Jagmeet Singh, leader of the left-wing NDP, is the first member of a visible minority to lead a major political party in Canada, but he will have to win a seat in a by-election on Monday before he can challenge Justin Trudeau’s premiership.
Singh is standing in a by-election in Burnaby South in the Vancouver metropolitan area, a crucial test for the New Democratic Party (NDP) leader ahead of October’s general elections. He is by no means a dead cert to win: at the last federal legislative vote, in 2015, the party won this seat by a mere 500 votes. And in Monday’s by-election, the two main parties, the centre-left Liberals and the Conservatives, have put up candidates against Singh, breaking with the tradition that other parties do not run candidates against leaders.
Canadian politics operates according to the Westminster model, in which the executive is drawn from the legislature – so party leaders must have a seat in the House of Commons before they can become prime minister.
He became leader of the New Democratic Party (NDP) in October 2017, winning a plurality of the vote in the first round, after capturing public attention by becoming the first turban-wearing Sikh to take a seat in a provincial parliament, in Ontario in 2011.
‘We need to rethink what it means to be secular’
Singh was born in 1979, to parents from India’s Punjab region. Fluent in Hindi and Punjab as well as Canada’s official languages English and French, he grew up in Newfoundland on Canada’s sparsely populated east coast, before his family moved to the town of Windsor, Ontario, just across the US border.
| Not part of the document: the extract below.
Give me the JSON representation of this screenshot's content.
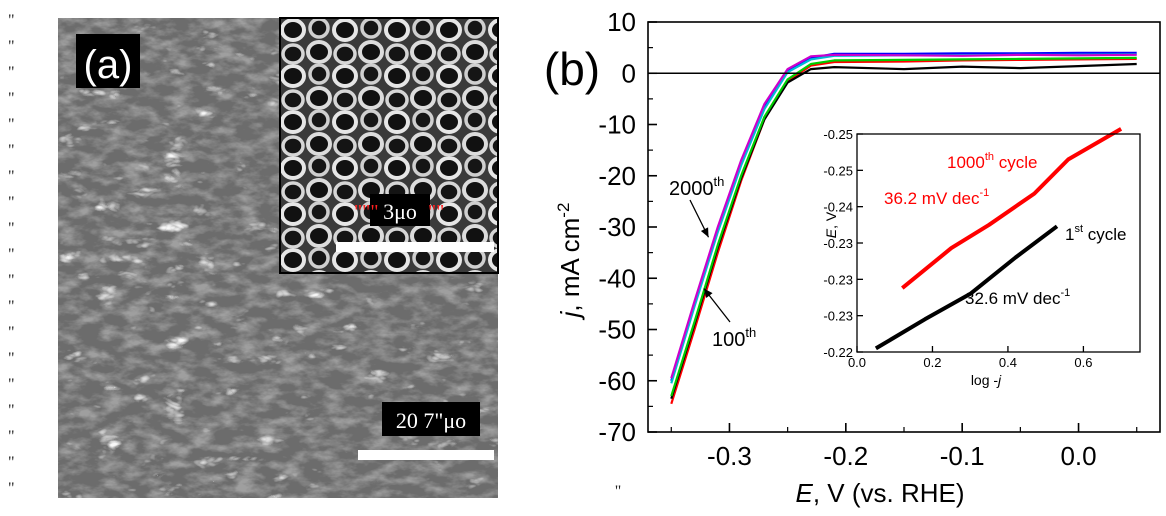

After being called to the bar in 2006, Singh worked as a defence lawyer in the Toronto area until his election to the Ontario legislature. He has credited this work – especially pro bono work for underprivileged clients – as inspiring him to enter politics.
Indeed, Singh’s political platform is focused on social democratic policies aimed at reducing poverty and inequality. Notably, he advocates increasing the national minimum wage to 15 Canadian dollars (10 euros) per hour, legalising possession of all drugs (on the grounds that “it is not a criminal justice problem” but “a social justice problem and a healthcare problem”) and the removal of tax deductions on higher-rate taxpayers.
The NDP leader has also attracted attention with his opposition to Quebec’s proposed ban on public sector workers wearing religious symbols – which would prevent him from wearing his turban if he worked for the state in the French-speaking province. In an interview with CBC, the Canadian public service broadcaster, Singh argued that “we need to rethink what it means to be secular”, and said he feels he can wear a turban to work while still following Canadian secularism. On a Québécois talk show he added that “my objective is never to convince someone else to accept my identity – it’s to convince people that I share the same progressive values as them”.
‘A very telegenic, easy-to-like guy’
Analysts say that Singh communicates his agenda with considerable charisma. “His leadership can be seen as refreshing. People saw him as this very telegenic, easy-to-like guy, who might be able to compete on the celebrity level with Trudeau,” Lori Turnbull, the director of the school of public administration at Dalhousie University, told the Guardian.
Yet – for all his charisma and forthright views on such issues as drugs and secularism – it seems likely that Singh will face a tough challenge in October’s general elections. An aggregate of voter intention surveys by specialist website Calculated Politics on February 21 predicts that the NDP will win a paltry 26 seats, compared to 156 for the Liberals and 141 for the Tories. By contrast, the New Democrats managed to win 44 seats in the 2015 elections.
In a column for Canadian daily the National Post, editorialist Chris Selley pointed out that the New Democrats’ may be polling poorly despite – not because of – Singh’s leadership: “The NDP has always been a party of contradictions not so much a big tent as a tent city. It’s supposed to be a party of both champagne socialists and farmers, of both autoworkers and environmentalists, of both staunch multiculturalists and Quebec nationalists.”
Selley also argued that “if Singh wins his seat, there is reason to hope he might grow into the job. To skeptics [sic] he evinces a distinctly Trudeauvian brand of superficiality, and a similar gift for quotes that land well but fall to pieces if you actually read them back. That hasn’t hurt Trudeau, though.”
Singh has vociferously called for a public inquiry over the SNC-Lavalin scandal, in which Trudeau has alleged to have pressured the justice minister – who subsequently resigned – to help the Montreal-based engineering firm avoid criminal prosecution on corruption charges. However, it remains to be seen whether the NDP leader can capitalise on this issue ahead of the October elections.